How we cite our quotes: (Chapter.Paragraph)
Quote #1
Our chairs, being his patents, embraced and caressed us rather than submitted to be sat upon. (1.1)
We tend to focus on the Time Machine as the really important invention in this novel – and let's face it, without it this novel would just be a bunch of guys sitting around, talking about math. But we should also be on the lookout for other technology. Take these chairs, for instance: here's a perfectly good (and brief ) example of technology making people's lives more luxurious.
Quote #2
"Of course we have no means of staying back for any length of Time, any more than a savage or an animal has of staying six feet above the ground. But a civilized man is better off than the savage in this respect.

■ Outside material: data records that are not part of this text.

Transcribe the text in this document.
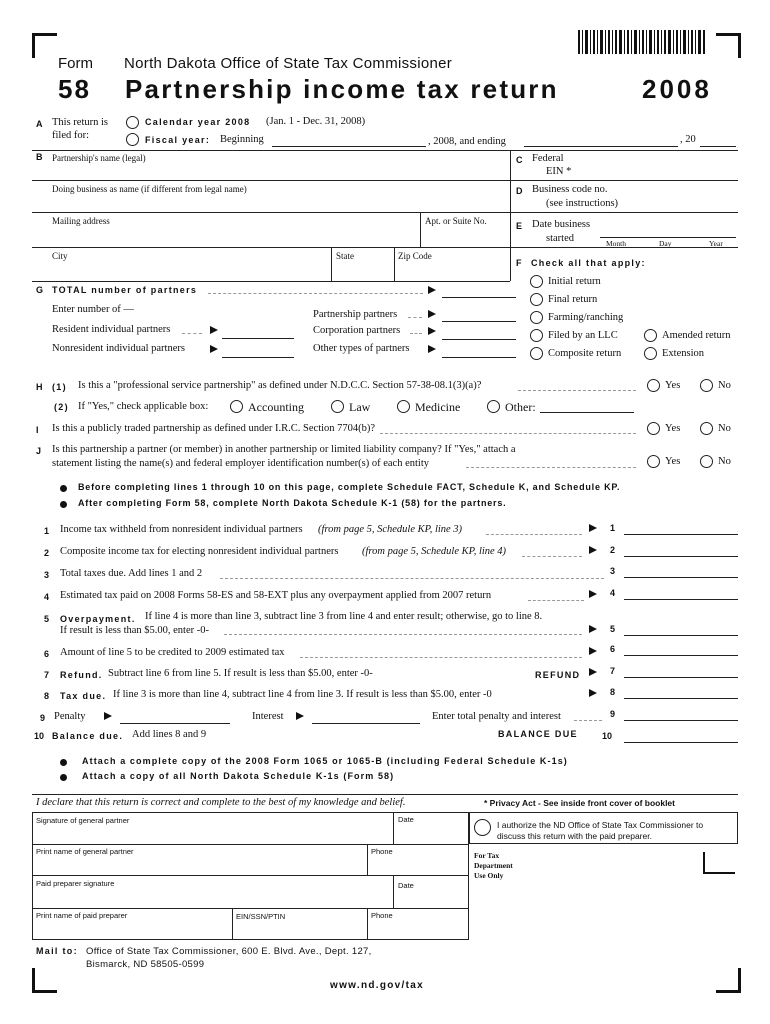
Form North Dakota Office of State Tax Commissioner
58 Partnership income tax return	2008
A This return is
filed for:
Calendar year 2008 (Jan. 1 - Dec. 31, 2008)
Fiscal year: Beginning	, 2008, and ending	, 20
B Partnership's name (legal)
Doing business as name (if different from legal name)
Mailing address	Apt. or Suite No.
City	State	Zip Code
C Federal
EIN *
D Business code no.
(see instructions)
E Date business
started	Month	Day	Year
F Check all that apply:
Initial return
Final return
Farming/ranching
Filed by an LLC	Amended return
Composite return	Extension
G TOTAL number of partners
Enter number of —
Resident individual partners
Nonresident individual partners
Partnership partners
Corporation partners
Other types of partners
H (1) Is this a "professional service partnership" as defined under N.D.C.C. Section 57-38-08.1(3)(a)?	Yes	No
(2) If "Yes," check applicable box:	Accounting	Law	Medicine	Other:
I Is this a publicly traded partnership as defined under I.R.C. Section 7704(b)?	Yes	No
J Is this partnership a partner (or member) in another partnership or limited liability company? If "Yes," attach a
statement listing the name(s) and federal employer identification number(s) of each entity	Yes	No
Before completing lines 1 through 10 on this page, complete Schedule FACT, Schedule K, and Schedule KP.
After completing Form 58, complete North Dakota Schedule K-1 (58) for the partners.
1 Income tax withheld from nonresident individual partners (from page 5, Schedule KP, line 3)	1
2 Composite income tax for electing nonresident individual partners (from page 5, Schedule KP, line 4)	2
3 Total taxes due. Add lines 1 and 2	3
4 Estimated tax paid on 2008 Forms 58-ES and 58-EXT plus any overpayment applied from 2007 return	4
5 Overpayment. If line 4 is more than line 3, subtract line 3 from line 4 and enter result; otherwise, go to line 8.
If result is less than $5.00, enter -0-	5
6 Amount of line 5 to be credited to 2009 estimated tax	6
7 Refund. Subtract line 6 from line 5. If result is less than $5.00, enter -0-	REFUND	7
8 Tax due. If line 3 is more than line 4, subtract line 4 from line 3. If result is less than $5.00, enter -0	8
9 Penalty	Interest	Enter total penalty and interest	9
10 Balance due. Add lines 8 and 9	BALANCE DUE	10
Attach a complete copy of the 2008 Form 1065 or 1065-B (including Federal Schedule K-1s)
Attach a copy of all North Dakota Schedule K-1s (Form 58)
I declare that this return is correct and complete to the best of my knowledge and belief.	* Privacy Act - See inside front cover of booklet
Signature of general partner	Date
Print name of general partner	Phone
Paid preparer signature	Date
Print name of paid preparer	EIN/SSN/PTIN	Phone
I authorize the ND Office of State Tax Commissioner to
discuss this return with the paid preparer.
For Tax
Department
Use Only
Mail to: Office of State Tax Commissioner, 600 E. Blvd. Ave., Dept. 127,
Bismarck, ND 58505-0599
www.nd.gov/tax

He can go up against gravitation in a balloon, and why should he not hope that ultimately he may be able to stop or accelerate his drift along the Time-Dimension, or even turn about and travel the other way?" (1.28)
The Time Traveller's early argument is that technology sets civilized people apart because it changes their capabilities – and thus their relationship to the world around them. (If we look at the argument the other way, we might say that the civilized people aren't much different once they are without technology.)
Quote #3
And here I must admit that I learned very little of drains and bells and modes of conveyance, and the like conveniences, during my time in this real future. In some of these visions of Utopias and coming times which I have read, there is a vast amount of detail about building, and social arrangements, and so forth. But while such details are easy enough to obtain when the whole world is contained in one's imagination, they are altogether inaccessible to a real traveller amid such realities as I found here. [...] I was sensible of much which was unseen, and which contributed to my comfort; but save for a general impression of automatic organization, I fear I can convey very little of the difference to your mind. (5.18)
Here the Time Traveller nicely reinforces our point about technology: sometimes the really life-changing stuff goes on out of sight. This is either because it literally is out of sight (think of the sewer system, for instance) or because it's become so familiar to us that we don't see or think about it anymore. There's also a nice jab here at the utopian books being written at this time; see "Allusions" for more on that.